An iconic mid-century hotel in Scottsdale, Arizona, has been brought up-to-date while retaining its original modernist features by architect Edward L Varney.
Hotel Valley Ho resort and spa is a short walk from Downtown Scottsdale, a city that forms part of the Phoenix metropolitan area – known as the Valley of the Sun.
The hotel was first opened in 1956, in a two-storey complex designed by Varney, by owners Robert and Evelyn Foehl.
"In the years prior to opening the hotel, and in keeping with a summertime tradition of leaving the hot Arizona summer, the Foehls managed Lake Arrowhead resort in Southern California, where they befriended many celebrities," said a statement from the hotel. "Their gracious hospitality, coupled with their California visits, created the Hollywood connection at Hotel Valley Ho that still exists today."
By the 1990s, the glamorous reputation had faded and the resort was eventually put up for auction. The highest bidders planned to demolish the property, so it was sold to second-in-line Westroc Hospitality, which promised to return it to its former glory.
The complex then underwent a major renovation, headed by Scottsdale-based Allen + Philp Architects. During the overhaul, some the building's signature earth-toned concrete panels and columns – which combine the modularity of modernism with motifs typical of the American Southwest – were recast and replaced.
Guest rooms of various layouts and sizes were also redesigned, before the hotel reopened in 2005.
Expansion plans also involved building a tower over the main entrance to provide 50 more rooms and suites.
Planning consent for this had already been approved as part of the original design, and Varney had already built foundations and lift-shaft bases to accommodate a high-rise, so a seven-storey block was added in 2008.
Known as The Tower, the block contains several two-storey suites with views of Downtown Scottsdale or nearby Camelback Mountain.
More recently, the interiors of the hotel's 241 rooms and suites were renovated by local designer Anissa Mendil – who spent part of her education at nearby Taliesin West, home to the architecture school founded by Frank Lloyd Wright.
Mendil, a director at architecture and interiors firm 3rd Story, aimed to retain the mid-century atmosphere but mix older styles with contemporary furniture.
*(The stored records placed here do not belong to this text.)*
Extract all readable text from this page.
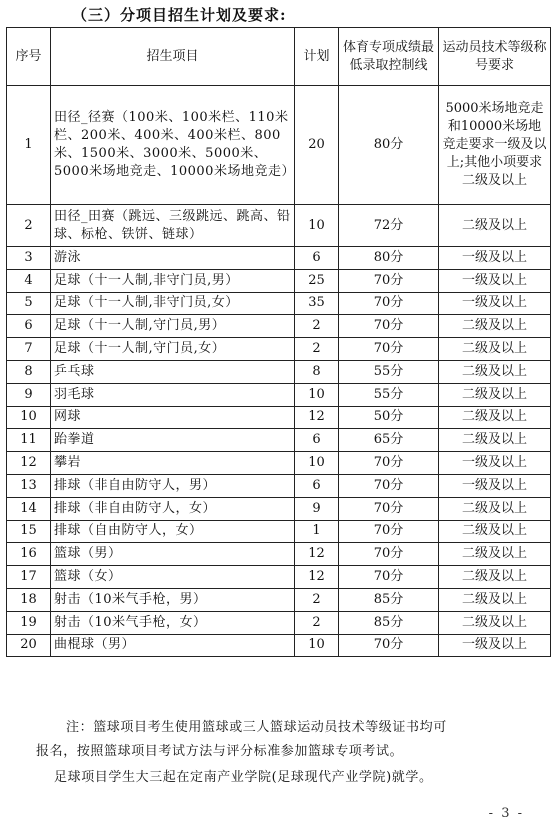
（三）分项目招生计划及要求:
序号	招生项目	计划	体育专项成绩最低录取控制线	运动员技术等级称号要求
1	田径_径赛（100米、100米栏、110米栏、200米、400米、400米栏、800米、1500米、3000米、5000米、5000米场地竞走、10000米场地竞走）	20	80分	5000米场地竞走和10000米场地竞走要求一级及以上;其他小项要求二级及以上
2	田径_田赛（跳远、三级跳远、跳高、铅球、标枪、铁饼、链球）	10	72分	二级及以上
3	游泳	6	80分	一级及以上
4	足球（十一人制,非守门员,男）	25	70分	一级及以上
5	足球（十一人制,非守门员,女）	35	70分	一级及以上
6	足球（十一人制,守门员,男）	2	70分	二级及以上
7	足球（十一人制,守门员,女）	2	70分	二级及以上
8	乒乓球	8	55分	二级及以上
9	羽毛球	10	55分	二级及以上
10	网球	12	50分	二级及以上
11	跆拳道	6	65分	二级及以上
12	攀岩	10	70分	一级及以上
13	排球（非自由防守人，男）	6	70分	一级及以上
14	排球（非自由防守人，女）	9	70分	二级及以上
15	排球（自由防守人，女）	1	70分	二级及以上
16	篮球（男）	12	70分	二级及以上
17	篮球（女）	12	70分	二级及以上
18	射击（10米气手枪，男）	2	85分	二级及以上
19	射击（10米气手枪，女）	2	85分	二级及以上
20	曲棍球（男）	10	70分	一级及以上
注：篮球项目考生使用篮球或三人篮球运动员技术等级证书均可
报名，按照篮球项目考试方法与评分标准参加篮球专项考试。
足球项目学生大三起在定南产业学院(足球现代产业学院)就学。
- 3 -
In the suites, glossy yellow was chosen for kitchen cabinets and other storage units. Wood panelling, terrazzo floors and exposed concrete run throughout, with levels connected by open-riser stairs with glass balustrades.
Other guest rooms feature colourful upholstery and patterned carpets, with some including freestanding tubs in the middle. Furniture including sofas from B&B Italia and lounge chairs from Knoll was reupholstered in similarly bold tones.
The renovation of mid-century hotels and motels has become a major trend across the US over the past few years. Run-down buildings from New York's Catskill mountains to California's Malibu beach have been overhauled to provide high-end accommodation.